Mühledorf

Bei Arielle sieht das Schwimmen mit Flossen so einfach aus

Meerjungfrauen planschen im Rahmen des Ferienpasses Bucheggberg im Schwimmbad Mühledorf.

Es wird gelacht und gebadet im Schwimmbad Mühledorf. Schon am Morgen herrscht viel Betrieb. Der Ferienpass Bucheggberg führt hier den Kurs «Meerjungfrauen- und Neptunschwimmen» durch.

Geleitet wird er von Nadia Peter von der Schwimmschule Wasserpiraten. «Ich biete seit fünf Jahren Meerjungfrauenschwimmkurse an und war in der Schweiz eine der Ersten, die damit angefangen haben. In Amerika wurde es bereits vor 10 Jahren populär, mit Meerjungfrauenflossen zu schwimmen», erklärt sie. «Für mich ist Schwimmlehrerin der beste Job, den es gibt. Ich liebe das Schwimmen und das Arbeiten mit Kindern auch, ich könnte mir nichts Besseres vorstellen.»

Zuerst das Einschwimmen

Nach und nach sind alle angemeldeten Kinder da und warten gespannt am Pool. «Wir werden zuerst einschwimmen ohne Flossen, ab ins Wasser!» Die Mädchen springen ins Wasser und schwimmen einige Runden hin und her. Dann gehts ans richtige Meerjungfrauenschwimmen. Das ist gar nicht so leicht, wie es bei Arielle, der Meerjungfrau aus dem Disneyfilm, aussieht.

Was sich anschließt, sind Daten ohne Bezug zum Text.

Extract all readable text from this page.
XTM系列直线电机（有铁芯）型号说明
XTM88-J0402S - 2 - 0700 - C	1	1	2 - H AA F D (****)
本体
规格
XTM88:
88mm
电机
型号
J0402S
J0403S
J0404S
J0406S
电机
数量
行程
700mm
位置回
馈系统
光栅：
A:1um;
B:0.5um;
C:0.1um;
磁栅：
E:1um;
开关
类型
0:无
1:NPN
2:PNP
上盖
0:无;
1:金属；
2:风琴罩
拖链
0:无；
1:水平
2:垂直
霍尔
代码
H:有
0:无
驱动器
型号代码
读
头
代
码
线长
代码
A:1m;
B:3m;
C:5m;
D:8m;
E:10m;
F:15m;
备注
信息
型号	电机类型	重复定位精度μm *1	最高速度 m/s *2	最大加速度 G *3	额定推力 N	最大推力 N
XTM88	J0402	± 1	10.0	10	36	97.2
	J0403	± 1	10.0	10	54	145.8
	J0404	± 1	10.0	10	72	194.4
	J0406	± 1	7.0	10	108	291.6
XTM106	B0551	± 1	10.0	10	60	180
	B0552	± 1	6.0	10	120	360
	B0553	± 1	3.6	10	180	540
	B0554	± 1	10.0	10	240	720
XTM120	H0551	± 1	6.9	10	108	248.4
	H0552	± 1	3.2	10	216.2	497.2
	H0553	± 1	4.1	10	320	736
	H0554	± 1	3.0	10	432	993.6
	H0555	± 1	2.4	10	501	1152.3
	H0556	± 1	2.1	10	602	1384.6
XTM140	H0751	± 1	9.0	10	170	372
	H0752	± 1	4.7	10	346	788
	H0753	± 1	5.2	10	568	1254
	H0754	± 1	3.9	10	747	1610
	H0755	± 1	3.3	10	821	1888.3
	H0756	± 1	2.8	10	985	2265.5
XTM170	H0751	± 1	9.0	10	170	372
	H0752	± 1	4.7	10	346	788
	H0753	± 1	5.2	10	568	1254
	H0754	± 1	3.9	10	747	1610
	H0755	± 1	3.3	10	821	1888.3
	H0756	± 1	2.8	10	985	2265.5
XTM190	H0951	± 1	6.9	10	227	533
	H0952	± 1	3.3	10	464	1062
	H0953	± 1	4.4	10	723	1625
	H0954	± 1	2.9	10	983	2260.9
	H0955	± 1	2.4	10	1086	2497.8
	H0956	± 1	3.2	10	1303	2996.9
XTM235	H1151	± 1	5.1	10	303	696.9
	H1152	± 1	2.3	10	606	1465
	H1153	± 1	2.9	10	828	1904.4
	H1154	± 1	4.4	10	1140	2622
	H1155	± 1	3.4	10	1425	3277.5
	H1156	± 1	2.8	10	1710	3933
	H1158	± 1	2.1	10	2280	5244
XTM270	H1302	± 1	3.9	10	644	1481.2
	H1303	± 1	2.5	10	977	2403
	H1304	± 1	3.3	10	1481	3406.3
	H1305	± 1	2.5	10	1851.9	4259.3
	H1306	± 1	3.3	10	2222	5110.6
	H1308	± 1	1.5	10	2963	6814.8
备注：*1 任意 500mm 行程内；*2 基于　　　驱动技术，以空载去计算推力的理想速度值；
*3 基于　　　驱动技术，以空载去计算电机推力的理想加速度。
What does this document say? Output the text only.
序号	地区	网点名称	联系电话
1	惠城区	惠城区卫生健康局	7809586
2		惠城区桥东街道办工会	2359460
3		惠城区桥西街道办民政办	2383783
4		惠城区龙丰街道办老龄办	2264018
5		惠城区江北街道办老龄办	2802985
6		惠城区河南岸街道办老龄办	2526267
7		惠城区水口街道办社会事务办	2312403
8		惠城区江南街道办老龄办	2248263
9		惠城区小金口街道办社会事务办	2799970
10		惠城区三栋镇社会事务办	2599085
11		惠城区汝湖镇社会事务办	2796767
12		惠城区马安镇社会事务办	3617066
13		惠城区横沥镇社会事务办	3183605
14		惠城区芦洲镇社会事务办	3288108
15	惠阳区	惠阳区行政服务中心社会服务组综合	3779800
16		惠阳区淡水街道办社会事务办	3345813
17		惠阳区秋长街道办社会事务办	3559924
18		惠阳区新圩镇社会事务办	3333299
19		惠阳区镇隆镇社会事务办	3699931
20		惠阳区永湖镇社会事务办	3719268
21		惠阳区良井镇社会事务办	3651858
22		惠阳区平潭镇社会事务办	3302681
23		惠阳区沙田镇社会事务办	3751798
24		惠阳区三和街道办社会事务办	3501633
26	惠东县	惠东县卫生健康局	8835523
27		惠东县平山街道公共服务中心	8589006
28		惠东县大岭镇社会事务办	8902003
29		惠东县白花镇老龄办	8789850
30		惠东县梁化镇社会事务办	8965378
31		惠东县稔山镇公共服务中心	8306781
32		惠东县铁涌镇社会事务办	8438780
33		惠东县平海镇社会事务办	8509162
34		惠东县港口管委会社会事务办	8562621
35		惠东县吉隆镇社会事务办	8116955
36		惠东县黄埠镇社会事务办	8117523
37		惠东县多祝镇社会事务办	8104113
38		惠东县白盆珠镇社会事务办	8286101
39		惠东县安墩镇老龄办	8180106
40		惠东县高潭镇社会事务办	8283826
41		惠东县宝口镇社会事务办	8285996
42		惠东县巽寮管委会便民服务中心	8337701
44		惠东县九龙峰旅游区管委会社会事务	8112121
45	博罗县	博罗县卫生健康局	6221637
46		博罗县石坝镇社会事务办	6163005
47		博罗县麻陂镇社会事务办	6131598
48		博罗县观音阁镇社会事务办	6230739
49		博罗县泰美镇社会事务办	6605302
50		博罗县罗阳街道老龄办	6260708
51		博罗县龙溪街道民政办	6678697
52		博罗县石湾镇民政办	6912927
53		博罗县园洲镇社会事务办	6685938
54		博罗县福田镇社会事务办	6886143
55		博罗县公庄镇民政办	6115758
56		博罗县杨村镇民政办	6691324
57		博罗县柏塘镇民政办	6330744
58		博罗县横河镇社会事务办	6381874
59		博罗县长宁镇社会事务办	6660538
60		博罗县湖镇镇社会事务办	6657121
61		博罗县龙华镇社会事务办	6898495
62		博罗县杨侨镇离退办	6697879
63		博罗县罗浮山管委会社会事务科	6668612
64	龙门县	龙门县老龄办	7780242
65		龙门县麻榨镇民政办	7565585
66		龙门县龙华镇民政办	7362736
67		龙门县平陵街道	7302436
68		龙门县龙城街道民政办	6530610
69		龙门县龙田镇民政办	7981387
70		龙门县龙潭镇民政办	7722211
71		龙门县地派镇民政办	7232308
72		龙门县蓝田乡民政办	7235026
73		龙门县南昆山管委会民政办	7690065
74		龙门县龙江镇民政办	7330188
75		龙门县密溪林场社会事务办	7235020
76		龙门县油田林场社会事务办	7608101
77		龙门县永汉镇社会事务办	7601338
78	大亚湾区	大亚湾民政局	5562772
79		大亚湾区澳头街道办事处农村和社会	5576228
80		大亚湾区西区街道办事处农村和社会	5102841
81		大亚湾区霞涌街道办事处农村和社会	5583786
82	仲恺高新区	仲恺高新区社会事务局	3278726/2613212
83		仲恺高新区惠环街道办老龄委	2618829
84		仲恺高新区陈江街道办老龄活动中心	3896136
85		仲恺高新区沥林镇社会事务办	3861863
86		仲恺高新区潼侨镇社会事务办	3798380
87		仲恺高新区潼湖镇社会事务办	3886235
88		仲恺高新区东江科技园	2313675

Zuerst wird am Beckenrand die Technik vorgezeigt. «Die Beine bleiben gestreckt, der Schwung kommt aus der Hüfte. Bewegt am besten den Kopf noch mit und dann gibt es eine schöne wellenförmige Bewegung, wie bei einer Meerjungfrau», erklärt Peter. Das wird auch geübt, dann geht es ans Anziehen der Flossen. «Das Interesse am Meerjungfrauenschwimmen ist gross und teilweise sind sogar auch Jungs dabei», erzählt Peter. Einige der Mädchen schwimmen nicht zum ersten Mal mit den Flossen. Alia hat bereits erste Erfahrung darin, sie erklärt: «Ich bin gerne im Wasser, deshalb habe ich mich angemeldet.» «Ich habe mich angemeldet, weil ich Meerjungfrauenschwimmen cool finde», meint Emily und Norine wirft ein: «Es sieht mega elegant aus.»

Anstrengender als gedacht

Nun die grosse Frage, wer bekommt welche Flosse. «Mir gefällt die violette am besten», sagt Alia und ihre Freundin Noemi möchte gerne die rosarote haben. Nach einer Weile sind alle mit montierten Flossen im Wasser und das Schwimmen und Planschen geht los. Kreuz und quer Schwimmen die Mädchen als Meerjungfrauen durchs Wasser.

Noemi erklärt: «Man muss die Bewegung gut können. Wenn man die richtig gut kann, macht es mega Spass.» Dann taucht sie wieder ab. «Es ist super, aber teilweise auch ein bisschen schwierig», meint Amalia, die am Beckenrand eine Pause macht. Überall im Becken schwimmen Meerjungfrauen, da und dort taucht ein Kopf aus dem Wasser auf, prustend wird Luft geholt, dann wird wieder abgetaucht.

Die Zeit vergeht wie im Flug. Die Mädchen verlassen das Wasser, ziehen die Flossen aus und legen sich in die warme Sonne. So endet ein spassiger Morgen. «Mit den Flossen schwimmen hat Spass gemacht», sagt Aurelia und die anderen Meerjungfrauen sind eindeutig ihrer Meinung.